Ferdinand II. – 450 Jahre Tiroler Landesfürst | Schloss Ambras

17.07.17

Vor 450 Jahren, am 17. Jänner 1567, hielt Erzherzog Ferdinand II. (1529–1595) seinen feierlichen Einzug in Innsbruck. Aus Anlass dieses Jubiläums widmet das Kunsthistorische Museum Wien gemeinsam mit der Nationalgalerie Prag und der Akademie der Wissenschaften der Tschechischen Republik dem Habsburger Fürsten erstmals eine große Ausstellung auf Schloss Ambras – jenem Ort, an dem er seine sichtbarsten Spuren mit dem einzigartigen Renaissance-Ensemble, den Rüstkammern sowie der Kunst- und Wunderkammer hinterlassen hat.

Der Sohn Kaiser Ferdinands I. war zunächst mit der Funktion des Statthalters im Königreich Böhmen betraut und residierte in Prag. In Innsbruck lenkte er dann rund 30 Jahre die Geschicke der Grafschaft Tirol sowie der österreichischen Vorlande und trug maßgeblich zur Verbreitung der Renaissance in Mitteleuropa bei. Ferdinand II. war die wohl bedeutendste Sammlerpersönlichkeit seiner Zeit. Die sichtbarsten Spuren hinterließ er auf Schloss Ambras mit dem einzigartigen Renaissance-Ensemble und den Rüstkammern sowie der Kunst- und Wunderkammer. Sein Sammlungskonzept auf Schloss Ambras war bahnbrechend für unser kulturelles Erbe.

Das älteste Museum der Welt

„Für seine Sammlung, die bereits zu seinen Lebzeiten berühmt war, ließ Ferdinand ein eigenes Museumsgebäude errichten, das bis heute am ursprünglichen Ort erhalten geblieben ist“, so Veronika Sandbichler, Direktorin von Schloss Ambras Innsbruck, das somit als das älteste Museum der Welt gilt. Den Kern der Großausstellung, die sich über das gesamte Schloss erstreckt, bilden die hochkarätigen Sammlungsbestände des Kunsthistorischen Museums, die durch internationale sowie nationale Leihgaben ergänzt werden. Mit Erzherzog Ferdinand II. beginnt das moderne Museumswesen: Er ließ als Erster in der Kunstgeschichte seine Objekte nach einem spezifischen Sammlungskonzept anordnen.

Die „Heldenrüstkammer“ ist das Werk eines hochgebildeten, kunstsinnigen, höchst liberal eingestellten Fürsten, der mit großen Geldmitteln ausgestattet war und seine gesellschaftlichen Beziehungen zu allen großen Höfen Europas für den Aufbau seines „Atrium Heroicum“ nutzte. Wie noch niemand vor ihm erwarb er systematisch Rüstungen, Waffen und Porträts von berühmten Feldherren oder ließ sich diese schenken. Damit sollte einerseits die historische Rolle der Habsburger hervorgehoben, aber auch an die herausragenden Taten berühmter Persönlichkeiten erinnert werden. Nach seinem Tod erschien (1601 in lateinischer, 1603 in deutscher Sprache) der erste gedruckte, illustrierte „Museumskatalog“. Jeder „Held“ ist hier in seiner Rüstung ganzfigurig im Kupferstich porträtiert und mit seinem Lebenslauf beschrieben. Dieses bedeutende Kompendium wird in der Ausstellung zu sehen sein und auch in digitaler Form für die Präsentation aufbereitet.

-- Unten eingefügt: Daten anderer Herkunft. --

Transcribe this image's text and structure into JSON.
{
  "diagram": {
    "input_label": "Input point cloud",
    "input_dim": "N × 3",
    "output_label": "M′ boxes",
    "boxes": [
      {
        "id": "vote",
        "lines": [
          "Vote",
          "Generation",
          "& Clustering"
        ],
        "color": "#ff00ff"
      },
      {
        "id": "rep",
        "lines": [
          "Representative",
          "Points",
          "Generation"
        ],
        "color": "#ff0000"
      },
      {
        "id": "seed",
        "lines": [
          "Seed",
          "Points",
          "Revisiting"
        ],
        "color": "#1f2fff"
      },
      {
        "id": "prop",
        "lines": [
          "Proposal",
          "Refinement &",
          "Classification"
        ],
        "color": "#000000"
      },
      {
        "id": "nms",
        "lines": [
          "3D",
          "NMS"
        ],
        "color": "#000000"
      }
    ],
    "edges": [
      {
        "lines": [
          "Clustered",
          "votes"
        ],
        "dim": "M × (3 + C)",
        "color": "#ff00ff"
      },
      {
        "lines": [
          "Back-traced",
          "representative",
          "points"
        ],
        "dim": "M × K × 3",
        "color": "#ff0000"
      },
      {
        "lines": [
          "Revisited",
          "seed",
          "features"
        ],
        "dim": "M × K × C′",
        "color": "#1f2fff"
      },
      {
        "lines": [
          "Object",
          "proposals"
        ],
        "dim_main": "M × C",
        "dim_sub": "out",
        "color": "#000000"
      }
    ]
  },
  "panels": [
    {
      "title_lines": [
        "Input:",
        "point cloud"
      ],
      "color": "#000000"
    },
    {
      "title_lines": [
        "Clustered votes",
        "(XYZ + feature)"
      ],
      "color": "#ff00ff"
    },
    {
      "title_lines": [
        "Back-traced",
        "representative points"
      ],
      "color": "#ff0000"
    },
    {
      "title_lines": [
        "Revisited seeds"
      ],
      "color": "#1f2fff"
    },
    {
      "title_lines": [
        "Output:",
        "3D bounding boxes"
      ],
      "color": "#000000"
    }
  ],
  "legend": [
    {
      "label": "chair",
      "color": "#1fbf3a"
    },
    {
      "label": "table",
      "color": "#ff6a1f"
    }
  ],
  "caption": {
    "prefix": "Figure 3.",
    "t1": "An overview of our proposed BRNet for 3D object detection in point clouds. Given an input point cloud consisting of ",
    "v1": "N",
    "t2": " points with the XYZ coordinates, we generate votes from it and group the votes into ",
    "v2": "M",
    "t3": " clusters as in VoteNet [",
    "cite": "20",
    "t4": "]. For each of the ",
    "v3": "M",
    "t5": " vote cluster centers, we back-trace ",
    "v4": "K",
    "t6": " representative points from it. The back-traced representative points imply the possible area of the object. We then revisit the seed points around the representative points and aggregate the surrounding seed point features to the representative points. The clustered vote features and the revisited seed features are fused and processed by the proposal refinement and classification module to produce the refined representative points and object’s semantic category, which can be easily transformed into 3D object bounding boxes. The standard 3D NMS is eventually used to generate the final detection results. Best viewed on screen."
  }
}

"Visualisierung" der originalen Kunst- und Wunderkammer

Die berühmte Kunst- und Wunderkammer Ferdinands enthielt neben künstlerisch und handwerklich herausragenden Exponaten auch wissenschaftliche Instrumente, Musikinstrumente sowie rare, exotische und außergewöhnliche Naturalien und Exotica aus fernen Ländern. „Wir wollen in der Ausstellung auch die originale Kunstkammer zur Zeit Ferdinands „virtuell rekonstruieren“ und im Kontext mit ausgewählten zeitgenössischen Objekten zeigen. Damit stellen wir die Frage, was jemand wie Ferdinand heute sammeln würde, damit dessen Grundgedanke für die Gegenwart erlebbar wird“, erklärt Veronika Sandbichler das Konzept. Die Ausstellung wurde in enger Zusammenarbeit mit der Tschechischen Nationalgalerie und Tschechischen Akademie der Wissenschaften entwickelt und wird nach Innsbruck von der Nationalgalerie Prag übernommen. Darüber hinaus stehen eine Vielzahl an Kultur- und Bildungsinstitutionen in Tirol im Zeichen des Jubiläumsjahres.